DNSSEC is meant to protect internet users from forged DNS data, which makes it possible for malware, like DNSChanger, to operate.
At the beginning of last year, Australia was seen as being a year ahead of its counterparts in the US — but then the US implemented the service for .com domains in March 2011. When asked a month later about what was going on with the .au implementation, .au Domain Administration (auDA), the industry's policy and self-regulatory body for the .au domain, said that it was in the final stages of DNSSEC testing for .au, but that it would take another year for Australia to see it implemented.
Now, a year on, the top-level domains (TLDs) for .au remain unsigned.
F5 Networks chief technology officer Karl Tribes pointed out that the US has further left Australia behind by making the security extension a hard requirement for all US federal agencies' .gov domains, and said that other countries are also getting their acts together. He said he doesn't understand why Australia doesn't make rolling out DNSSEC a priority.
"US federal and other places have already begun doing this, so it's not like it's untested waters," he said.

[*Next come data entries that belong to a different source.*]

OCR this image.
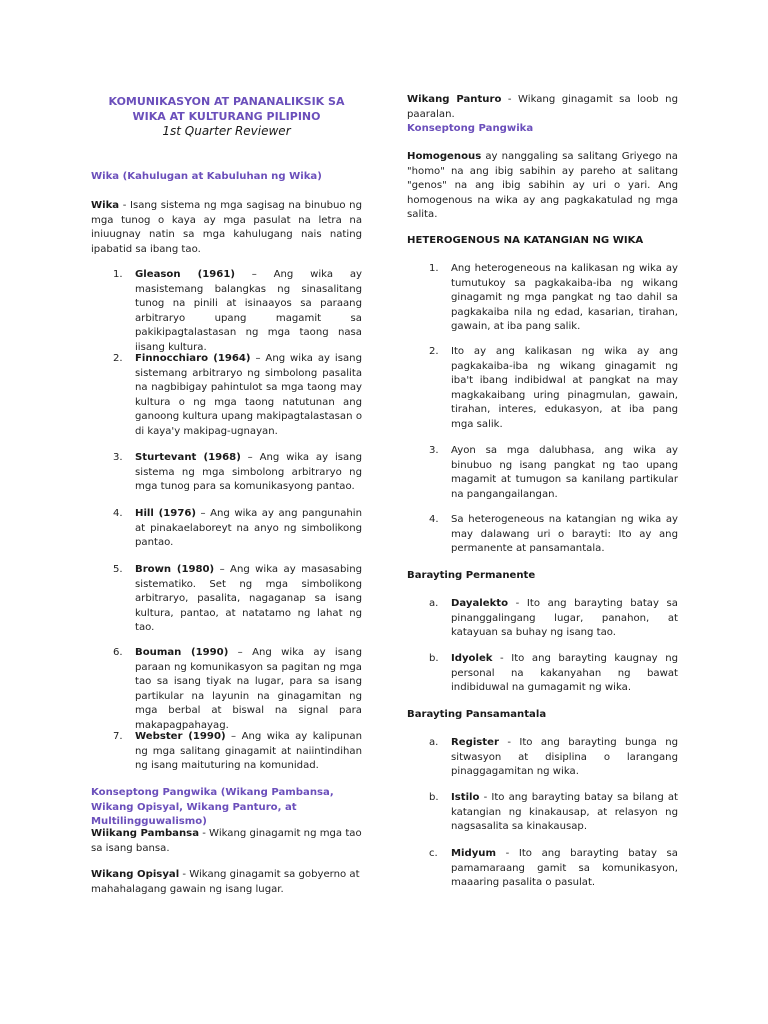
KOMUNIKASYON AT PANANALIKSIK SA WIKA AT KULTURANG PILIPINO
1st Quarter Reviewer
Wika (Kahulugan at Kabuluhan ng Wika)

Wika - Isang sistema ng mga sagisag na binubuo ng mga tunog o kaya ay mga pasulat na letra na iniuugnay natin sa mga kahulugang nais nating ipabatid sa ibang tao.

1. Gleason (1961) – Ang wika ay masistemang balangkas ng sinasalitang tunog na pinili at isinaayos sa paraang arbitraryo upang magamit sa pakikipagtalastasan ng mga taong nasa iisang kultura.

2. Finnocchiaro (1964) – Ang wika ay isang sistemang arbitraryo ng simbolong pasalita na nagbibigay pahintulot sa mga taong may kultura o ng mga taong natutunan ang ganoong kultura upang makipagtalastasan o di kaya'y makipag-ugnayan.

3. Sturtevant (1968) – Ang wika ay isang sistema ng mga simbolong arbitraryo ng mga tunog para sa komunikasyong pantao.

4. Hill (1976) – Ang wika ay ang pangunahin at pinakaelaboreyt na anyo ng simbolikong pantao.

5. Brown (1980) – Ang wika ay masasabing sistematiko. Set ng mga simbolikong arbitraryo, pasalita, nagaganap sa isang kultura, pantao, at natatamo ng lahat ng tao.

6. Bouman (1990) – Ang wika ay isang paraan ng komunikasyon sa pagitan ng mga tao sa isang tiyak na lugar, para sa isang partikular na layunin na ginagamitan ng mga berbal at biswal na signal para makapagpahayag.

7. Webster (1990) – Ang wika ay kalipunan ng mga salitang ginagamit at naiintindihan ng isang maituturing na komunidad.

Konseptong Pangwika (Wikang Pambansa, Wikang Opisyal, Wikang Panturo, at Multilingguwalismo)

Wiikang Pambansa - Wikang ginagamit ng mga tao sa isang bansa.

Wikang Opisyal - Wikang ginagamit sa gobyerno at mahahalagang gawain ng isang lugar.

Wikang Panturo - Wikang ginagamit sa loob ng paaralan.

Konseptong Pangwika

Homogenous ay nanggaling sa salitang Griyego na "homo" na ang ibig sabihin ay pareho at salitang "genos" na ang ibig sabihin ay uri o yari. Ang homogenous na wika ay ang pagkakatulad ng mga salita.

HETEROGENOUS NA KATANGIAN NG WIKA
1. Ang heterogeneous na kalikasan ng wika ay tumutukoy sa pagkakaiba-iba ng wikang ginagamit ng mga pangkat ng tao dahil sa pagkakaiba nila ng edad, kasarian, tirahan, gawain, at iba pang salik.

2. Ito ay ang kalikasan ng wika ay ang pagkakaiba-iba ng wikang ginagamit ng iba't ibang indibidwal at pangkat na may magkakaibang uring pinagmulan, gawain, tirahan, interes, edukasyon, at iba pang mga salik.

3. Ayon sa mga dalubhasa, ang wika ay binubuo ng isang pangkat ng tao upang magamit at tumugon sa kanilang partikular na pangangailangan.

4. Sa heterogeneous na katangian ng wika ay may dalawang uri o barayti: Ito ay ang permanente at pansamantala.

Barayting Permanente
a. Dayalekto - Ito ang barayting batay sa pinanggalingang lugar, panahon, at katayuan sa buhay ng isang tao.

b. Idyolek - Ito ang barayting kaugnay ng personal na kakanyahan ng bawat indibiduwal na gumagamit ng wika.

Barayting Pansamantala
a. Register - Ito ang barayting bunga ng sitwasyon at disiplina o larangang pinaggagamitan ng wika.

b. Istilo - Ito ang barayting batay sa bilang at katangian ng kinakausap, at relasyon ng nagsasalita sa kinakausap.

c. Midyum - Ito ang barayting batay sa pamamaraang gamit sa komunikasyon, maaaring pasalita o pasulat.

AuDA told ZDNet Australia that it is taking a cautious approach to the implementation of DNSSEC, and is closely monitoring the deployment and uses of other TLDs and country code top-level domains (ccTLDs).
"The .au structure differs from many other ccTLDs, because we have a policy authority (auDA) and a registry operator (AusRegistry), operate in a policy-rich environment, register names at the third level and have second-level zones, such as gov.au and edu.au, delegated to third parties."
According to auDA, it has now formed a DNSSEC working group. This group, which includes members from major telco and domain registries, is expected to work with .au stakeholders to ensure that the implementation of DNSSEC can occur at both the parent (.au) and child zones (2ld.au). The working group is also expected to assist with developing DNSSEC policy, and educating registrants about the benefits of DNSSEC.
Despite .com and other domains rolling out DNSSEC, there has been limited demand for it, according to Tribes, even though the process of deploying DNSSEC had been relatively painless for firms using the domains.
"Given the state of the technology and what's available now, it seems to me that it would be good to be proactive, because it's fairly painless to take these steps without massive impacts to your infrastructure, and be ahead of the curve. I can understand that you don't want to invest wildly into certain things, but it's quite modest to take these steps," he said.
ZDNet Australia's queries to Check Point and WatchGuard found that these vendors' current hardware products also typically ship with the ability for administrators to enable DNSSEC at their choosing. Representatives from both companies have been surprised that so few organisations have adopted DNSSEC for .com domains in wider numbers, and have put the trend down to a lack of awareness.